New York banned “zone pricing” of gasoline as of last November. In the news:
(Henrietta, N.Y.) – Nine months after a state law banning zone pricing for gas went into effect, drivers can still find about a 20 cent per gallon disparity in price depending on where they buy it.
For example, gas at the Kwik Fill in Henrietta is $2.51 a gallon–18 cents less than at the Kwik Fill in Greece. …
New York State Senator Jim Alesi (R), of Fairport, wrote that law. He suspects wholesale suppliers and he’s already proposed an amendment to include them in a new law.
“We have to include the wholesalers in this, because as long as the wholesalers are not included in this then they can still engage in zone pricing,” he said.
Not sure what Sen. Alesi is talking about. According to the text of the law, it only applies to wholesalers. (To wit: “No wholesaler shall engage in zone pricing with respect to any motor fuel of like grade or quality.”)
Zone pricing has been discussed extensively here in the past (click to see posts). As previously noted, zone pricing is the practice of gasoline wholesalers setting prices for sale to gasoline retailers by area, based upon a projected ability of the area to support higher or lower prices. While practices vary by wholesaler, typically incomes in the area and the level of competition between retailers would be taken into account as wholesales select the price it wishes to charge.

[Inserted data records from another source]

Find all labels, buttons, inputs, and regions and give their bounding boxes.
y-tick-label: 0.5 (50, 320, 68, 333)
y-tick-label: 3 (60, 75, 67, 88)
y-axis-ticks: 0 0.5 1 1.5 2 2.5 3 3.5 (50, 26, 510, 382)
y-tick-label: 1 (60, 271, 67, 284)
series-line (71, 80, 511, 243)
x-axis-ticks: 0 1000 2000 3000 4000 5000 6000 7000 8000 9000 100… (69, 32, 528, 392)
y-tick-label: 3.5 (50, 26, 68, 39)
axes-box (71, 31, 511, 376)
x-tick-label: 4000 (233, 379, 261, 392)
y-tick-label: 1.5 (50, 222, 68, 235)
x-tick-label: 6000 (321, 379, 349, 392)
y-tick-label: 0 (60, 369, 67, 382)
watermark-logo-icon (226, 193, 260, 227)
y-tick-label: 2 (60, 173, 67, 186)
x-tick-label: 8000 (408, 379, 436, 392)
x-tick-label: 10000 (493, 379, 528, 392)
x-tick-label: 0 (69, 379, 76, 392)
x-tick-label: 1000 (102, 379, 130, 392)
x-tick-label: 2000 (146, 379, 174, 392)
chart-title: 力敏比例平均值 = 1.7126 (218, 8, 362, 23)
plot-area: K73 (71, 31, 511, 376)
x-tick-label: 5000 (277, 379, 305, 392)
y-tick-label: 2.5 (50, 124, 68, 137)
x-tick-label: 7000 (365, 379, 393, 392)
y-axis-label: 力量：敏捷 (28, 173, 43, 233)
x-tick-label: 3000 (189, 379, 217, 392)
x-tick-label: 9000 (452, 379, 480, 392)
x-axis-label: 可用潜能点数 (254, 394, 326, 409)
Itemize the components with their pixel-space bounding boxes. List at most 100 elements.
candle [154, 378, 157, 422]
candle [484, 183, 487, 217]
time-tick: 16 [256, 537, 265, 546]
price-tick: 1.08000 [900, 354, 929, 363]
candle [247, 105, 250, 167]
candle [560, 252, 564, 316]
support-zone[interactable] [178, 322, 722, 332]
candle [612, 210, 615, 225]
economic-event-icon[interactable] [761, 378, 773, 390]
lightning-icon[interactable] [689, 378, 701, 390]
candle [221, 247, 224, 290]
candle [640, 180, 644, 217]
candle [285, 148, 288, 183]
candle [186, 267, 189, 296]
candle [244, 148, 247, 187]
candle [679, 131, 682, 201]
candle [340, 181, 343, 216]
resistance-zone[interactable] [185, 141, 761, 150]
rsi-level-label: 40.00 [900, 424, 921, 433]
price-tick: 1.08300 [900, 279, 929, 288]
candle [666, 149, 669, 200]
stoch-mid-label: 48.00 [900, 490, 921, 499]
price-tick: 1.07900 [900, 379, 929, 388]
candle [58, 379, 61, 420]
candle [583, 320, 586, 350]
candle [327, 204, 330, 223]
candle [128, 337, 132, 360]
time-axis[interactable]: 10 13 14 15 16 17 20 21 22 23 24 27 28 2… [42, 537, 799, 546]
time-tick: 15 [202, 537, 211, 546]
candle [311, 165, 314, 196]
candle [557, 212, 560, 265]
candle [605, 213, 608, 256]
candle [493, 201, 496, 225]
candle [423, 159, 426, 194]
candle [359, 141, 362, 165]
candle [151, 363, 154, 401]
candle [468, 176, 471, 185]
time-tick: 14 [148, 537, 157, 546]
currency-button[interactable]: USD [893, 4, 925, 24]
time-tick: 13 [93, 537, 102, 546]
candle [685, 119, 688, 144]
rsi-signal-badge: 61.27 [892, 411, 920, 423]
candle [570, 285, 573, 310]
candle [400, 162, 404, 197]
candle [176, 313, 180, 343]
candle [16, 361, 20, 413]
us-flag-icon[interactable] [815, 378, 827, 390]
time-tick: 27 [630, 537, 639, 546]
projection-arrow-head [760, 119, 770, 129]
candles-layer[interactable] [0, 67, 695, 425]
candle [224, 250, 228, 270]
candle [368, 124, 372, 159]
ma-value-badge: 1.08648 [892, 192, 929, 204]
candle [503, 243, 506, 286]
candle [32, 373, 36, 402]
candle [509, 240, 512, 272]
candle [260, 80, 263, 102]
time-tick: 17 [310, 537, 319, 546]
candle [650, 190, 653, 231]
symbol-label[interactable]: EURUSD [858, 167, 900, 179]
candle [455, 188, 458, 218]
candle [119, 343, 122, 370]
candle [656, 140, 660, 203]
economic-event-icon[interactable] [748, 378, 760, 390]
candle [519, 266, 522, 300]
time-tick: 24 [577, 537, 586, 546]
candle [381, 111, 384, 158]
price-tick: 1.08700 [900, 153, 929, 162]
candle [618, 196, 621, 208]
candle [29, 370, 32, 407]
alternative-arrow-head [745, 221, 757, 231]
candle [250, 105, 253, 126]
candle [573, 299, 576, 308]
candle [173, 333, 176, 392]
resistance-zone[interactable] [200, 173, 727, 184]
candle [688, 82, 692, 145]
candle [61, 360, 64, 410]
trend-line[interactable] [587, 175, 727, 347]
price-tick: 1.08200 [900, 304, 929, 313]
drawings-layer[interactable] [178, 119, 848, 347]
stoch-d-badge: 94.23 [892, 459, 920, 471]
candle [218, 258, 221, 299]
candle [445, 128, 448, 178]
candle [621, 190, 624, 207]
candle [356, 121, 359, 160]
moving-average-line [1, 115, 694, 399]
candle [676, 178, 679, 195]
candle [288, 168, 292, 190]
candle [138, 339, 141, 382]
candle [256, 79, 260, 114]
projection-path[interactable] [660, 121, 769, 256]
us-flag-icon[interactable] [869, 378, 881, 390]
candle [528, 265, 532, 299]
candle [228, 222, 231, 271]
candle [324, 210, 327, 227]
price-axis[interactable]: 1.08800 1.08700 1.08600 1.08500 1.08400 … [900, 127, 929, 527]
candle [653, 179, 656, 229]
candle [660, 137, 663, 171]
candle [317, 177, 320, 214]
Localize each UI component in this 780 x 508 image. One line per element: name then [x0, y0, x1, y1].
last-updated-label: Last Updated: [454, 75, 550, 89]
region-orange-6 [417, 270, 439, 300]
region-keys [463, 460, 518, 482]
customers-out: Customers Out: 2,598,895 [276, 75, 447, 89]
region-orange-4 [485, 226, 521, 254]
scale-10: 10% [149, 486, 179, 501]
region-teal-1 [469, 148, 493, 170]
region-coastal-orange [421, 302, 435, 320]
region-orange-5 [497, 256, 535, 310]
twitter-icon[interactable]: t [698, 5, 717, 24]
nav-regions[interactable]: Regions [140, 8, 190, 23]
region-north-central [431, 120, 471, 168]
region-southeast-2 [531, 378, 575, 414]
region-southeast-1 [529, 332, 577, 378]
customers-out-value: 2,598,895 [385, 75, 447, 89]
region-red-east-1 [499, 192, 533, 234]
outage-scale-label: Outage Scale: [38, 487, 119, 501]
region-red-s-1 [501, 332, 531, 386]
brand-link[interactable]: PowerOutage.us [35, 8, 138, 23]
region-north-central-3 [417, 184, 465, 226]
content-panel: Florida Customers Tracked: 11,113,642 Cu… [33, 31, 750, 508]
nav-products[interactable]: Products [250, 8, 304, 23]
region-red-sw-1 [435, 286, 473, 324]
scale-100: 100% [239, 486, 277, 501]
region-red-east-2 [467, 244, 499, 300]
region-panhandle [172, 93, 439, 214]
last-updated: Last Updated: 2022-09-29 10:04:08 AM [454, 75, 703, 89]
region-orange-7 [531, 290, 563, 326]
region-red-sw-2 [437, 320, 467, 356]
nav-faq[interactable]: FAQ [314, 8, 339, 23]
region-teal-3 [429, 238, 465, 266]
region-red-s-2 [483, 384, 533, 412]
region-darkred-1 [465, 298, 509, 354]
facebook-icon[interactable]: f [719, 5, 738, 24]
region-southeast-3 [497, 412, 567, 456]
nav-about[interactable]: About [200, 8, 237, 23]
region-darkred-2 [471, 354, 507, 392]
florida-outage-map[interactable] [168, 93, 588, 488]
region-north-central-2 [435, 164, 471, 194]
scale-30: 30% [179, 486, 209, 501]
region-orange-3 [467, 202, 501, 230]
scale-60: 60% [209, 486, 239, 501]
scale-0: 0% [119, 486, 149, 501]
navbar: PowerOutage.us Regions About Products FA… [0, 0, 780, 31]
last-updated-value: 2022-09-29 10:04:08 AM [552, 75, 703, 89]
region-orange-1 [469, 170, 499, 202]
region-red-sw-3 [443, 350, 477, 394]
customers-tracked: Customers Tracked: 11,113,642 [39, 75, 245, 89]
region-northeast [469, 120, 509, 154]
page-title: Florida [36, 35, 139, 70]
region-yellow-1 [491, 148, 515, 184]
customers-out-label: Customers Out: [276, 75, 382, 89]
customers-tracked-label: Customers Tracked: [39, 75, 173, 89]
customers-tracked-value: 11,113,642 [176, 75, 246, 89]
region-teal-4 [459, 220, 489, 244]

Opponents of the practice, typically those gasoline retailers facing higher than average wholesale prices, claim that zone prices cause higher prices for consumers. Economic analysis tends to support the view that zone pricing raises some retail prices and reduces others, with no clear negative impact on consumer welfare. To the extent a zone pricing ban would affect prices, it would be expected to raise prices in lower-income areas and reduce prices in higher-income areas.
For this reason a zone pricing ban is sometimes considered “consumer protection for the affluent.”